In January 1939, Rosenwald's National Coordinating Committee Fund joined with Rabbi Jonah Wise of the American Jewish Joint Distribution Committee, Rabbi Abba Hillel Silver of the United Palestine Appeal, to form the United Jewish Appeal for Refugees and Overseas Needs. The founders emphasized that the funds needed to support Jews in Europe and Palestine would be triple to quadruple the amount raised in the previous year.
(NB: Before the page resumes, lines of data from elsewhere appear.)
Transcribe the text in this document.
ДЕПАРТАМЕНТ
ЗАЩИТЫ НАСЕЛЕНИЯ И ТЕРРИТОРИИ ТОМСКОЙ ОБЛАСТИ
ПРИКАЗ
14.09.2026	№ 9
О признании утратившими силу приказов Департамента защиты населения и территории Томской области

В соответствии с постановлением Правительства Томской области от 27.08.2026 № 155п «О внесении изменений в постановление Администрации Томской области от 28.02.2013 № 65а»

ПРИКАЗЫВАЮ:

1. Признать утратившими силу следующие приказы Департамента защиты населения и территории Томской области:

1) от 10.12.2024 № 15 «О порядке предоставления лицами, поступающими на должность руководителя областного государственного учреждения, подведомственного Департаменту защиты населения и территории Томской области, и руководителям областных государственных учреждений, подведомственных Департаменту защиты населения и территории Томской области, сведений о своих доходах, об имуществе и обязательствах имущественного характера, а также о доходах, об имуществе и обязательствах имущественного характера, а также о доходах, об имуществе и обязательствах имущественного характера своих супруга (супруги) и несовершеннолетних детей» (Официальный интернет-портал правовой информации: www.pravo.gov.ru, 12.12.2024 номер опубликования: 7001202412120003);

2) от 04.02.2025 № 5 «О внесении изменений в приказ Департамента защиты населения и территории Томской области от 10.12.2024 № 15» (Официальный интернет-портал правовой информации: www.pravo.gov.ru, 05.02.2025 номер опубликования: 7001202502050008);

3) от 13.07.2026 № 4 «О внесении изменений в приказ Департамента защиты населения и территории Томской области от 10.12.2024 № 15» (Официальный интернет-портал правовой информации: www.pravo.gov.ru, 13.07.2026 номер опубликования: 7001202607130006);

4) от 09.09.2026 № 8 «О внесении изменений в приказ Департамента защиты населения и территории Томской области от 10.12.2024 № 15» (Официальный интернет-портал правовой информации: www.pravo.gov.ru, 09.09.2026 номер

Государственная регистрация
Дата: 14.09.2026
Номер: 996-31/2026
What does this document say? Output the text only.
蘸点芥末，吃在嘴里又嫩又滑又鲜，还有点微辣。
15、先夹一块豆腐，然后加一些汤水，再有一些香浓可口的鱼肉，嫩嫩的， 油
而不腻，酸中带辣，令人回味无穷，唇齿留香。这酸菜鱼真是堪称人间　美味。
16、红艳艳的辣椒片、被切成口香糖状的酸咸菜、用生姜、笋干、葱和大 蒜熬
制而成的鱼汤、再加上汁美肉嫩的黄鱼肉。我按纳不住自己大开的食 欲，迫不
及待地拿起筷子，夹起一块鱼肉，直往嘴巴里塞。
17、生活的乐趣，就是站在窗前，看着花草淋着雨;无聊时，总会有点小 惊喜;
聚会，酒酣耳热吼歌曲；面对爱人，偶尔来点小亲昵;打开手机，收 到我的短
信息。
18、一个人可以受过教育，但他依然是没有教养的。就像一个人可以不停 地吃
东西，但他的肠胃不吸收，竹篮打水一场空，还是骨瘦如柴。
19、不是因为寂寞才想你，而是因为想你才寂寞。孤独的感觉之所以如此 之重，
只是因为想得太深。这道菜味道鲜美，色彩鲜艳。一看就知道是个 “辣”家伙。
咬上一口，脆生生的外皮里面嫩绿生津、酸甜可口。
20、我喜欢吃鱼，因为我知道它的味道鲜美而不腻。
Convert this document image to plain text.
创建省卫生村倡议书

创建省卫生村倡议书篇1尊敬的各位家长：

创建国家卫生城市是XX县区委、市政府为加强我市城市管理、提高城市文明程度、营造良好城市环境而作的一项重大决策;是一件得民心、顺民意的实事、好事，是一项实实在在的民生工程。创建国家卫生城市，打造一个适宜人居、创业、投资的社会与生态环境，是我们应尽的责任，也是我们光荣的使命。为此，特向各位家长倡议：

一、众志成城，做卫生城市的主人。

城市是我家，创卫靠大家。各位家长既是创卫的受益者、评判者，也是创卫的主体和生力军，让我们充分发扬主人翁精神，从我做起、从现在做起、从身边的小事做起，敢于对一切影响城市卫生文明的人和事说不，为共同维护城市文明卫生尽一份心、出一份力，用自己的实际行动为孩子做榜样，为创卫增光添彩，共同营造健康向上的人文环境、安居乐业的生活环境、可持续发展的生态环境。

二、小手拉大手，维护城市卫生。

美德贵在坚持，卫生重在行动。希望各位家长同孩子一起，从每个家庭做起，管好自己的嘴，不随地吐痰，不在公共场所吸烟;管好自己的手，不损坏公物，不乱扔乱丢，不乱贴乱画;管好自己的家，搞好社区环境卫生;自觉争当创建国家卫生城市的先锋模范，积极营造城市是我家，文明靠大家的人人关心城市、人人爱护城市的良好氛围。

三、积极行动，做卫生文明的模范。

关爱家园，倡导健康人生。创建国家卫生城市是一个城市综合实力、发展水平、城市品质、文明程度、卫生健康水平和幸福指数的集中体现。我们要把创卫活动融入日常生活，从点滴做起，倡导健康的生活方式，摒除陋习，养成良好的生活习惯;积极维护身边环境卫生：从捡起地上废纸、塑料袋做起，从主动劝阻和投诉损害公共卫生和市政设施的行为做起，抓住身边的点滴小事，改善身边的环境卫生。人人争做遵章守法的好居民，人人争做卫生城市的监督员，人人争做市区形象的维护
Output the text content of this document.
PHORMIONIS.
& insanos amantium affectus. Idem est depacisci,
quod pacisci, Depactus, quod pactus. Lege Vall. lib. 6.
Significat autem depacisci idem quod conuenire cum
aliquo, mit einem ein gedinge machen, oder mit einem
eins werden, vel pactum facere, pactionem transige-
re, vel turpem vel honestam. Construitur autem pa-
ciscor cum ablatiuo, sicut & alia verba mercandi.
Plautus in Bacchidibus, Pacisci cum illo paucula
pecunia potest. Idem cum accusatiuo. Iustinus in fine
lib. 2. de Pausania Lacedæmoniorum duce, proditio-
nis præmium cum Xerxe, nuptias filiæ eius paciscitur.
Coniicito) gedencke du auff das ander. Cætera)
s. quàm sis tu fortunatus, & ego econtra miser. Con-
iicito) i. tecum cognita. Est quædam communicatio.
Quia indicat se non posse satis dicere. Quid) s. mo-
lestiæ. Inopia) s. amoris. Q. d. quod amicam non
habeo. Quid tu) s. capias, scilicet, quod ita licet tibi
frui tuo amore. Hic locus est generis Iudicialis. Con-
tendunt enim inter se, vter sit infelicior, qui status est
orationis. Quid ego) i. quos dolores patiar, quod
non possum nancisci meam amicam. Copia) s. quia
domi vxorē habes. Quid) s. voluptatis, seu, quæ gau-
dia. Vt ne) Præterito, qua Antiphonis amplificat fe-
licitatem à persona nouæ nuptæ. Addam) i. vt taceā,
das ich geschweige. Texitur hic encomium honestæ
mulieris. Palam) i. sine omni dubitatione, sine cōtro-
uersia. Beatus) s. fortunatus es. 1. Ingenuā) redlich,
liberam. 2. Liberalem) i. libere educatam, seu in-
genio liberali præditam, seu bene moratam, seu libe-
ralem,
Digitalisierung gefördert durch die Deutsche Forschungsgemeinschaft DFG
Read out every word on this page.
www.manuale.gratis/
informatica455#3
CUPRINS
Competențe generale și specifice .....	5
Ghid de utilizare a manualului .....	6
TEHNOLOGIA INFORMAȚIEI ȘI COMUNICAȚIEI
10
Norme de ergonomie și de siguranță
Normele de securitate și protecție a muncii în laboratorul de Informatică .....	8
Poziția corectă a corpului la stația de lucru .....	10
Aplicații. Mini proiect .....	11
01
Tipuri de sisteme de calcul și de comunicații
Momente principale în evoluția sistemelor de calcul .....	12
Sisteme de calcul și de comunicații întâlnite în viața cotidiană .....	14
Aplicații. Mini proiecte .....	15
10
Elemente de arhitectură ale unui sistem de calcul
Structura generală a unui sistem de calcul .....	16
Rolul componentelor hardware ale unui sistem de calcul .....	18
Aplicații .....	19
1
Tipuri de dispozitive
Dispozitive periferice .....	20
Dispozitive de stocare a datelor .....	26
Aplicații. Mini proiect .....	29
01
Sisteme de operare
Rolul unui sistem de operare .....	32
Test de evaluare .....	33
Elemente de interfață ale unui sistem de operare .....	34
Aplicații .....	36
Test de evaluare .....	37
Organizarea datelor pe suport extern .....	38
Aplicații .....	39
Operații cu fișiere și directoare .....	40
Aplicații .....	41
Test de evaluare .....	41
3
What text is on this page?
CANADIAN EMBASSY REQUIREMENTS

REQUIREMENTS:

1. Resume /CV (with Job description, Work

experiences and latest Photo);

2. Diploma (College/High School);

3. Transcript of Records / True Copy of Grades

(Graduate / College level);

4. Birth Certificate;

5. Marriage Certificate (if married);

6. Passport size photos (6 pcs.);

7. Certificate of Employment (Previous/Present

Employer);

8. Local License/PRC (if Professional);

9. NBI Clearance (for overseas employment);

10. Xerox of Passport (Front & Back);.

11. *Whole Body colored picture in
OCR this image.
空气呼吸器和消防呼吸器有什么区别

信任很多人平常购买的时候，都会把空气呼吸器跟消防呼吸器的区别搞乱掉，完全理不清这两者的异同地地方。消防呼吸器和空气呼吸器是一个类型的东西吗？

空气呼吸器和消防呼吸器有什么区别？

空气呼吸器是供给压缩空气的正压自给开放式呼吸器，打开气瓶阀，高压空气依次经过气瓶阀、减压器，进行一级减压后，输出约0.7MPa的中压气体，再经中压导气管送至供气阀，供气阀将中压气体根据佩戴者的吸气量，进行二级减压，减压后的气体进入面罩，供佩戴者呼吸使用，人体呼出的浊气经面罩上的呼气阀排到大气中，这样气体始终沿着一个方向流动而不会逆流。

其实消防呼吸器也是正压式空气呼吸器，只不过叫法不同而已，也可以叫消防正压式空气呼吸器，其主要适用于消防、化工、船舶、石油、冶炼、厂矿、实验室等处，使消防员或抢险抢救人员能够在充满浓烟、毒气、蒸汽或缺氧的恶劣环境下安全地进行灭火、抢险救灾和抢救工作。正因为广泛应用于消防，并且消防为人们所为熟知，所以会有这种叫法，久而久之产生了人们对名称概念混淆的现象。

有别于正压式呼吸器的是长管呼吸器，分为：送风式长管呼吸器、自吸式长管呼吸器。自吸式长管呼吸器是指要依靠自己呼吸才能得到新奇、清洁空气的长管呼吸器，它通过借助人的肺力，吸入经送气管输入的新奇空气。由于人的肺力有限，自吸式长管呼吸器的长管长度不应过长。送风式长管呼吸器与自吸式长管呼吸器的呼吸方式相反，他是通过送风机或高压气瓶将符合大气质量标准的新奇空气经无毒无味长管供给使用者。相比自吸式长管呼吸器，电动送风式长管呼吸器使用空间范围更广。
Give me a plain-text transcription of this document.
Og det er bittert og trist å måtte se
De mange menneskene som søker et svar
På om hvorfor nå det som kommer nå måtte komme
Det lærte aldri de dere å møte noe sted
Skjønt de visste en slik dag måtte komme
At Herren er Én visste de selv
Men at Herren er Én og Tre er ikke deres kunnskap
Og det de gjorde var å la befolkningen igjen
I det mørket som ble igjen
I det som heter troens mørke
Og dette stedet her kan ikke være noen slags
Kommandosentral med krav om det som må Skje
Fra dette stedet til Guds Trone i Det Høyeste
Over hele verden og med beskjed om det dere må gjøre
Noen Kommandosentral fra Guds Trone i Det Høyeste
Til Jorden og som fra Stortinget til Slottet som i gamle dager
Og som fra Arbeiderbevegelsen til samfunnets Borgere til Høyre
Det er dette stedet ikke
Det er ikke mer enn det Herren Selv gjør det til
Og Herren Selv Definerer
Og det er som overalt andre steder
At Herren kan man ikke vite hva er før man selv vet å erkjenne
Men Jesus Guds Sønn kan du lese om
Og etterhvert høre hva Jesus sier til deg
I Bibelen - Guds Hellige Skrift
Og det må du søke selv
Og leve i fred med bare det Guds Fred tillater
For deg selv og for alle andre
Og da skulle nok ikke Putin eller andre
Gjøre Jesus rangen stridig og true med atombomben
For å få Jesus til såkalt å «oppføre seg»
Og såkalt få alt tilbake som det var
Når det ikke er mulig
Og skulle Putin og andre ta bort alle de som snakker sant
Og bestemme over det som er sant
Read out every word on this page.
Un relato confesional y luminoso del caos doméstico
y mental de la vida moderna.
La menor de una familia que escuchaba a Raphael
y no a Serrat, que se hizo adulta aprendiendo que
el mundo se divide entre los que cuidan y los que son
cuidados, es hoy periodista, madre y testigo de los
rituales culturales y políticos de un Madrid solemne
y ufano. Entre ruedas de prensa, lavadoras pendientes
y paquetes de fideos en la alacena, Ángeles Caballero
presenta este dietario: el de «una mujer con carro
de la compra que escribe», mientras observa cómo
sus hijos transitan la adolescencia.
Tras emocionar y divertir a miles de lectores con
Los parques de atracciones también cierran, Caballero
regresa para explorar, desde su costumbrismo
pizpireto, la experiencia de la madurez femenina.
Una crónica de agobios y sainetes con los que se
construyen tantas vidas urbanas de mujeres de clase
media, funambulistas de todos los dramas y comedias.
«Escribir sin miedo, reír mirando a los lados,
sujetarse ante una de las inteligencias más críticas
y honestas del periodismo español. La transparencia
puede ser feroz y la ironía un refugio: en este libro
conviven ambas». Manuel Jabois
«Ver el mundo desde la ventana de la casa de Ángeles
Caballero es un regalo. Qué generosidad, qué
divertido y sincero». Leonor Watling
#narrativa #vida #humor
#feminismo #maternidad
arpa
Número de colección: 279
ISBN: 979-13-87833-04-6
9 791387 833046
While the organizations would raise funds together, the Joint Distribution Committee would assist Jews in Europe, the United Palestine Appeal would aid the Jewish community in Palestine, including refugees from Europe arriving there and the National Coordinating Committee Fund would assist refugees arriving in the United States. From 1942 to 1946, Rosenwald was one of the UJA's three national chairmen, leading the first campaign to raise more than $100 million, and led campaigns again from 1955 to 1957.

In 1974, Rosenwald oversaw the merger of the joint campaign between United Jewish Appeal of Greater New York and the Federation of Jewish Philanthropies and was named as the first president of the combined campaign. This joint fundraising campaign by the two philanthropic organizations was the first step in the complete merger of the organizations in 1986.

Rosenwald served on the board of the Tuskegee Institute for 40 years and was a longtime board member of the New York Philharmonic. He served on the executive committee of the American Jewish Joint Distribution Committee for five decades and was an active leader of the American Jewish Committee and the Council of Jewish Federations, among many other organizations.

Rosenwald died at age 93 on October 31, 1996, at his apartment on the Upper East Side of Manhattan. Rosenwald was survived by his three daughters, Nina Rosenwald being one of them, and five grandchildren.

==Awards==
In 1960, Rosenwald received the Solomon Bublick Award of the Hebrew University of Jerusalem in recognition of his "significant contribution to the progress and development of Israel”.